My second point is what Jimmy’s case says about today’s China. In China under Xi Jinping, we have a resurgence of old-style Communist oppression. We also have a resurgence of apologists. Many who have eaten at Jimmy’s table and have benefited from his generosity now pretend they don’t know him.
Both Jimmy and Milton had high hopes for China when it first began to open its markets. Maybe they were too optimistic. But let us acknowledge that the turn to global markets has brought enormous benefits to the Chinese people—in terms of opportunity, life expectancy, contact with the outside world, and so on.

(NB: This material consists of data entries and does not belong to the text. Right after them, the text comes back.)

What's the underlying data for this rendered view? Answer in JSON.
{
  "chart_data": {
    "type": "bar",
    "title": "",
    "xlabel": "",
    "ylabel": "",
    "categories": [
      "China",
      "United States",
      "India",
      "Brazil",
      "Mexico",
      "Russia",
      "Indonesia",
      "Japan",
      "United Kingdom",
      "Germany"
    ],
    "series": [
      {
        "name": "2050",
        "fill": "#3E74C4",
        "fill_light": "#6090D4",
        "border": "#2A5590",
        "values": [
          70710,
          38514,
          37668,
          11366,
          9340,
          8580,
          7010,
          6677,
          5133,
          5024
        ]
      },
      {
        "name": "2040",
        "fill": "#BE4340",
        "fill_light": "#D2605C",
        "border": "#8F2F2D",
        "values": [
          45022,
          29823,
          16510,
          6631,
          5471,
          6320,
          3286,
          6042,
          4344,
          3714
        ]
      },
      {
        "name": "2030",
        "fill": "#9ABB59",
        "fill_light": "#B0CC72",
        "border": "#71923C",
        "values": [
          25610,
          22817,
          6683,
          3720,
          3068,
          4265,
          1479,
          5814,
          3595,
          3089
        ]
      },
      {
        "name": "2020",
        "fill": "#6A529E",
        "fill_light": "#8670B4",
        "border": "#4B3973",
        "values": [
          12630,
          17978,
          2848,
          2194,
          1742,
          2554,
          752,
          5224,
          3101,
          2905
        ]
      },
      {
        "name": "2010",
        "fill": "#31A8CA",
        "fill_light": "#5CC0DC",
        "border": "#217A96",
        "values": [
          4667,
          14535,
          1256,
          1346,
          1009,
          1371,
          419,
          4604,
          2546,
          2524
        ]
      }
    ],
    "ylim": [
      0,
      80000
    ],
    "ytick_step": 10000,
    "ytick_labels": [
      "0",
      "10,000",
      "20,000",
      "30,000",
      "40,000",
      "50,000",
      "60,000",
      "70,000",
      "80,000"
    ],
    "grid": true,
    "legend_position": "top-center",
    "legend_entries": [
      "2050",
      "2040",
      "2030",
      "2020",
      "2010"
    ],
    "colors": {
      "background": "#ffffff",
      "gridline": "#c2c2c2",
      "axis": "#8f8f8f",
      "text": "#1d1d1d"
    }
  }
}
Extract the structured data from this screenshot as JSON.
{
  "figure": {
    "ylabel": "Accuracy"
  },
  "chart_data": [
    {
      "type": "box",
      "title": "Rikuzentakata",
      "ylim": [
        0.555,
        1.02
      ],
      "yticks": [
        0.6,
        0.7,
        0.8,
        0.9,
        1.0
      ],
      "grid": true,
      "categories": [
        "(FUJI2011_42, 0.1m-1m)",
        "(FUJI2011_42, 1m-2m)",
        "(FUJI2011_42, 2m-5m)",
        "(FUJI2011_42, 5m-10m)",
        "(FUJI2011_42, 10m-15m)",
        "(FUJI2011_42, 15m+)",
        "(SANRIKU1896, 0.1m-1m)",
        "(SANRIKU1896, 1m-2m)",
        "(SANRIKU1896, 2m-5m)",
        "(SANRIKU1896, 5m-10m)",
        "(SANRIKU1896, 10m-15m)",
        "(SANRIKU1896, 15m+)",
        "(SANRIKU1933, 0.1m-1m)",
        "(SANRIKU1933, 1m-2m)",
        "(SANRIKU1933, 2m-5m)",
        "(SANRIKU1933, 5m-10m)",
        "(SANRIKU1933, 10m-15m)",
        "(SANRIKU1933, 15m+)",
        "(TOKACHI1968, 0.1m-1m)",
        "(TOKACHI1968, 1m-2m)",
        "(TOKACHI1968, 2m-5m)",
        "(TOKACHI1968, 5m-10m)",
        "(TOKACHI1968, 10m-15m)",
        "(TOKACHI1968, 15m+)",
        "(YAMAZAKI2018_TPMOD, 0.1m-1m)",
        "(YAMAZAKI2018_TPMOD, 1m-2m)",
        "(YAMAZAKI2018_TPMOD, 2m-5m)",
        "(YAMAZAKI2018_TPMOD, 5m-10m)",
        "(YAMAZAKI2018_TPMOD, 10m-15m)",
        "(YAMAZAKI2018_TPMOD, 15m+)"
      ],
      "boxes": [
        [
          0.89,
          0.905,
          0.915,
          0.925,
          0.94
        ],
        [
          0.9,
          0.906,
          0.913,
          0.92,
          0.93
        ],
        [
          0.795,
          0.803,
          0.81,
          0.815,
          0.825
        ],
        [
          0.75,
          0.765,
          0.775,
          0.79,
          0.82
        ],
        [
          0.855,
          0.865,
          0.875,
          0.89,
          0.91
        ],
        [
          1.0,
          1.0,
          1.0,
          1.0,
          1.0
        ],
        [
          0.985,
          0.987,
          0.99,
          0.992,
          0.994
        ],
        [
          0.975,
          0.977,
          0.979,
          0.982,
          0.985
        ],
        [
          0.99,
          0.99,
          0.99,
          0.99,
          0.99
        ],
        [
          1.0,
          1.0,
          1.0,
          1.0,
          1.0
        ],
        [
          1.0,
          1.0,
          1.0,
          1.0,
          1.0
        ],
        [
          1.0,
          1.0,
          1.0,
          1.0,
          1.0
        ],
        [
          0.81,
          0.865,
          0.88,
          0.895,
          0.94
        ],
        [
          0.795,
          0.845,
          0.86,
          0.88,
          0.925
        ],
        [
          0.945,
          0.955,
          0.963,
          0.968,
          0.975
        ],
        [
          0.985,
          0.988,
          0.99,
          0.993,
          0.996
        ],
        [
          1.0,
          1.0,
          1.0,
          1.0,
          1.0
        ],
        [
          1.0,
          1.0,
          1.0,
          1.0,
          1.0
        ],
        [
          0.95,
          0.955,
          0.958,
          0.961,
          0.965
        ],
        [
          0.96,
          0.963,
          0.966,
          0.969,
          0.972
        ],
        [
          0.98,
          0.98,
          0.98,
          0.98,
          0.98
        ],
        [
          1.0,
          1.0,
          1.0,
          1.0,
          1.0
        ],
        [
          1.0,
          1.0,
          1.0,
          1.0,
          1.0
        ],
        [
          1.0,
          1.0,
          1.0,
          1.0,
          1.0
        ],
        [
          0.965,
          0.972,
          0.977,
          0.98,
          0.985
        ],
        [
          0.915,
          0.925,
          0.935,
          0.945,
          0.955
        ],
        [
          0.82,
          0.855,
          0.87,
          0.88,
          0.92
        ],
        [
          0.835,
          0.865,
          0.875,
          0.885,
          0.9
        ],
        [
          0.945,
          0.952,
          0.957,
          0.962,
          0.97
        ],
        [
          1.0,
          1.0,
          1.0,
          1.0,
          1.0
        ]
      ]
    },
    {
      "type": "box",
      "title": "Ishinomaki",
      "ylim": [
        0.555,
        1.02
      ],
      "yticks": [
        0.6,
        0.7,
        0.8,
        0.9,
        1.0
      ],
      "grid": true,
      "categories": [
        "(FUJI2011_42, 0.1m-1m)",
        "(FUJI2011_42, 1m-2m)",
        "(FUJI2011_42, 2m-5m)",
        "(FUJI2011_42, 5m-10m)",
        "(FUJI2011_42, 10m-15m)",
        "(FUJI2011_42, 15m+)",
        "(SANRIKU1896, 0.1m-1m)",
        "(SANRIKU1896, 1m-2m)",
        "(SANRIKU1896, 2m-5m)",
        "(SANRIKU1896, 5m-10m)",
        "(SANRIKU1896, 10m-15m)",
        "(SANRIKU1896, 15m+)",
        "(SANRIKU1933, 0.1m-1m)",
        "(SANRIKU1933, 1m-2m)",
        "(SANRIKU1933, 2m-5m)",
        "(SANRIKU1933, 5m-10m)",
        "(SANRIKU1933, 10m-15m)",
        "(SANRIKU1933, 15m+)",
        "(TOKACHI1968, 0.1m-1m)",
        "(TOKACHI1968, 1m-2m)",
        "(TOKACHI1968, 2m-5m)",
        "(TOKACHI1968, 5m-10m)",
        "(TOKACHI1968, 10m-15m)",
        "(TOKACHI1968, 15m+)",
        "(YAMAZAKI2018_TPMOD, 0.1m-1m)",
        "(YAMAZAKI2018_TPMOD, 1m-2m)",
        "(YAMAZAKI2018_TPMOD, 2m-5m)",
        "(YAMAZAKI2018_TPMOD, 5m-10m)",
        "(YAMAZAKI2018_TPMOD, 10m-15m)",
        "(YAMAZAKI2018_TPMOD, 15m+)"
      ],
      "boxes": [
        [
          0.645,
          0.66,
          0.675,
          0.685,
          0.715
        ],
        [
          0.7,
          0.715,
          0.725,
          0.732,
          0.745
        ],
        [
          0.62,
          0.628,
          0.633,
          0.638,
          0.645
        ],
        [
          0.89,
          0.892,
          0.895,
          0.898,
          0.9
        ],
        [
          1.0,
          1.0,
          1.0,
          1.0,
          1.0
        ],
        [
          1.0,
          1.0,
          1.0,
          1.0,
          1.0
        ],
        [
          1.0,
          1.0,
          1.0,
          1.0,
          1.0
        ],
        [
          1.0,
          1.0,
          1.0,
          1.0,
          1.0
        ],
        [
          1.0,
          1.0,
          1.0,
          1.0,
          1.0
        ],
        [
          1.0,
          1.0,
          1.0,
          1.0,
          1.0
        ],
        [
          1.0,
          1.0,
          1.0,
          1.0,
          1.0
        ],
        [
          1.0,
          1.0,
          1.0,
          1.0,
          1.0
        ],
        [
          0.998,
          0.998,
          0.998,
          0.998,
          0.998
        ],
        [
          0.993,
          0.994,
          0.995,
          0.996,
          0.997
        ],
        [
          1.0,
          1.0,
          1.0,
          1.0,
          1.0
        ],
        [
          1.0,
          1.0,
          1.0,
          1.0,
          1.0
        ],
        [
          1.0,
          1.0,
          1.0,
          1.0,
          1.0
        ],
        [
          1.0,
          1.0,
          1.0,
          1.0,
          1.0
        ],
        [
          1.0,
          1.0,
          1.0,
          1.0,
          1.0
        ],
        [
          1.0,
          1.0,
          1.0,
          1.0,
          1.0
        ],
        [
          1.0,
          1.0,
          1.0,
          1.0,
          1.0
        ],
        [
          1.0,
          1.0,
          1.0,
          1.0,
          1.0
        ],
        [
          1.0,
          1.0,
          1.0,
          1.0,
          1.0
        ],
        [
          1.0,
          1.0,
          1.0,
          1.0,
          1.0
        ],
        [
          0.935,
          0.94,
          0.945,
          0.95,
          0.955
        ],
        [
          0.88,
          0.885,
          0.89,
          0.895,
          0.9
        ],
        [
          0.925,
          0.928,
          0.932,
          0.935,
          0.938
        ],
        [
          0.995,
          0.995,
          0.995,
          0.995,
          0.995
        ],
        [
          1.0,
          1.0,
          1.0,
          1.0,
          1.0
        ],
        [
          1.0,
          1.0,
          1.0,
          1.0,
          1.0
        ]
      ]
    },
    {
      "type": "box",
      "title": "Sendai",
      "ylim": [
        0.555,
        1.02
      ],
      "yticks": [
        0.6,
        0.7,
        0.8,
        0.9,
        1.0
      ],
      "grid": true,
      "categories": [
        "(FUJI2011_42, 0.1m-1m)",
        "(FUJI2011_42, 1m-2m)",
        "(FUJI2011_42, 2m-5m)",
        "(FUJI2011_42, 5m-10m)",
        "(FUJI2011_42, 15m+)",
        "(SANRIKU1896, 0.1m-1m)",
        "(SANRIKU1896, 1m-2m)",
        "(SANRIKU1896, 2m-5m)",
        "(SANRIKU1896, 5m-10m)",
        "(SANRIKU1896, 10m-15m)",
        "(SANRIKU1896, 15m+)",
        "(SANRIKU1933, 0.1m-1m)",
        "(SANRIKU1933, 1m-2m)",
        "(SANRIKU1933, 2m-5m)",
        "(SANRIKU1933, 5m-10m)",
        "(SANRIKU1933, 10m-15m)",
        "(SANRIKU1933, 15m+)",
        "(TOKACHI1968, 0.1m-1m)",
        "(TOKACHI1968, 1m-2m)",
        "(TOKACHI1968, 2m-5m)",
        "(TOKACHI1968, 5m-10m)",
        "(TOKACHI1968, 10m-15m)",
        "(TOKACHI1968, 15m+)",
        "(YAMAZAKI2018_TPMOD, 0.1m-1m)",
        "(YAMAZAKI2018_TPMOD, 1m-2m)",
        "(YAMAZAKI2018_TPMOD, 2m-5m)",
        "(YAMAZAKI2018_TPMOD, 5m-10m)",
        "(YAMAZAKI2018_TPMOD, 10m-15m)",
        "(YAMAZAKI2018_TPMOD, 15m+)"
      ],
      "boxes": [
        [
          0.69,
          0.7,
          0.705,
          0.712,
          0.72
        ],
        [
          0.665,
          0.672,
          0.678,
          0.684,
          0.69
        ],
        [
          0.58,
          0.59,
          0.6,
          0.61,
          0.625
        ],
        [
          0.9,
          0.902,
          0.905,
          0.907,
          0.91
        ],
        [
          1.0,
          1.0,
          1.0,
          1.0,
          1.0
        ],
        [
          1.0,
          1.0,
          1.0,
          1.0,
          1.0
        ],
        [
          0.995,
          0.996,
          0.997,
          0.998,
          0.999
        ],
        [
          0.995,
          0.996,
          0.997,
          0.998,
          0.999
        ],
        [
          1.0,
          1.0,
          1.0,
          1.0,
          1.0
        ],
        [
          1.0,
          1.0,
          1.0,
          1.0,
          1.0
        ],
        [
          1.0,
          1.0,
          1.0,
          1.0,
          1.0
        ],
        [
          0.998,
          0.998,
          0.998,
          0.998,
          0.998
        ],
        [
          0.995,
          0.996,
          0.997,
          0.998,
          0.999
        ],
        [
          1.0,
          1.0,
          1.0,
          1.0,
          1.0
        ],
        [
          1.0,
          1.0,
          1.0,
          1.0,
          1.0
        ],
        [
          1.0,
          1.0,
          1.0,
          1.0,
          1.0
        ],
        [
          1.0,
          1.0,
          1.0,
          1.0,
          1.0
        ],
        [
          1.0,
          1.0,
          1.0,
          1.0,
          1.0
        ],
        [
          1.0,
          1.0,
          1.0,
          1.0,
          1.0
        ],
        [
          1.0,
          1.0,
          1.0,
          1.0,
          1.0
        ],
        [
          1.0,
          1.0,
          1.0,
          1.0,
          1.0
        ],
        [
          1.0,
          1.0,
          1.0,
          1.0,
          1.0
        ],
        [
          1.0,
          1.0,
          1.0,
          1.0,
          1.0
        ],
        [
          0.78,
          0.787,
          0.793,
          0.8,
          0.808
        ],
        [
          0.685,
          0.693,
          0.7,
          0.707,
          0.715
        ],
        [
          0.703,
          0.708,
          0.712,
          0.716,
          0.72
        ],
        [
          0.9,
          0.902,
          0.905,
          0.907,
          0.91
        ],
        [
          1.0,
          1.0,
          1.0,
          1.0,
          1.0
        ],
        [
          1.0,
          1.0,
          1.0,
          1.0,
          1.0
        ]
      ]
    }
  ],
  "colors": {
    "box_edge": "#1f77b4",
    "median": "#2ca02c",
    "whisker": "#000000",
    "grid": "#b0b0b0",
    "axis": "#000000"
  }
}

The willingness of so many American corporations to kowtow to Beijing seems to be confirming Marx’s quip that when the last of the bourgeoisie is hanged, a capitalist will sell him the rope. But one reason China gets away with it is the sheer size of its market. Any normal-size nation, even a relatively large one like Vietnam or Japan, simply lacks the leverage over global investors and foreign governments to get away with what China does routinely.
In the midst of this, Hong Kong still makes Friedman’s point. The British never delivered political freedom to Hong Kong. But the tremendous economic freedom Hong Kong enjoyed created a life ordinary Chinese people never knew before. And it’s no coincidence now that China’s crackdown on Hong Kong abuses many of these critical freedoms. That includes the government theft of Jimmy’s newspaper from him because it gave people an alternative to the official point of view.
It’s not the free market that makes China a menace in today’s world. It’s the deliberate undermining of the rule of law that free markets can’t themselves create but ultimately depend on. And there will be consequences.
My final point about Jimmy is that he had a close relationship with Milton that stemmed from principles they had in common.
It was a match made in heaven. Before he ever met Jimmy, Milton had been traveling to Hong Kong for decades. Hong Kong routinely featured as Exhibit A in his case for free markets. It also featured in his popular TV series Free to Choose.
Jimmy accompanied Milton on one of his trips into China in the 1990s. Jimmy told me they were in Chongqing—a city built on a cliff. One member of their group looked up at the steep slope they had to climb from the river. He said, “I can’t do it.”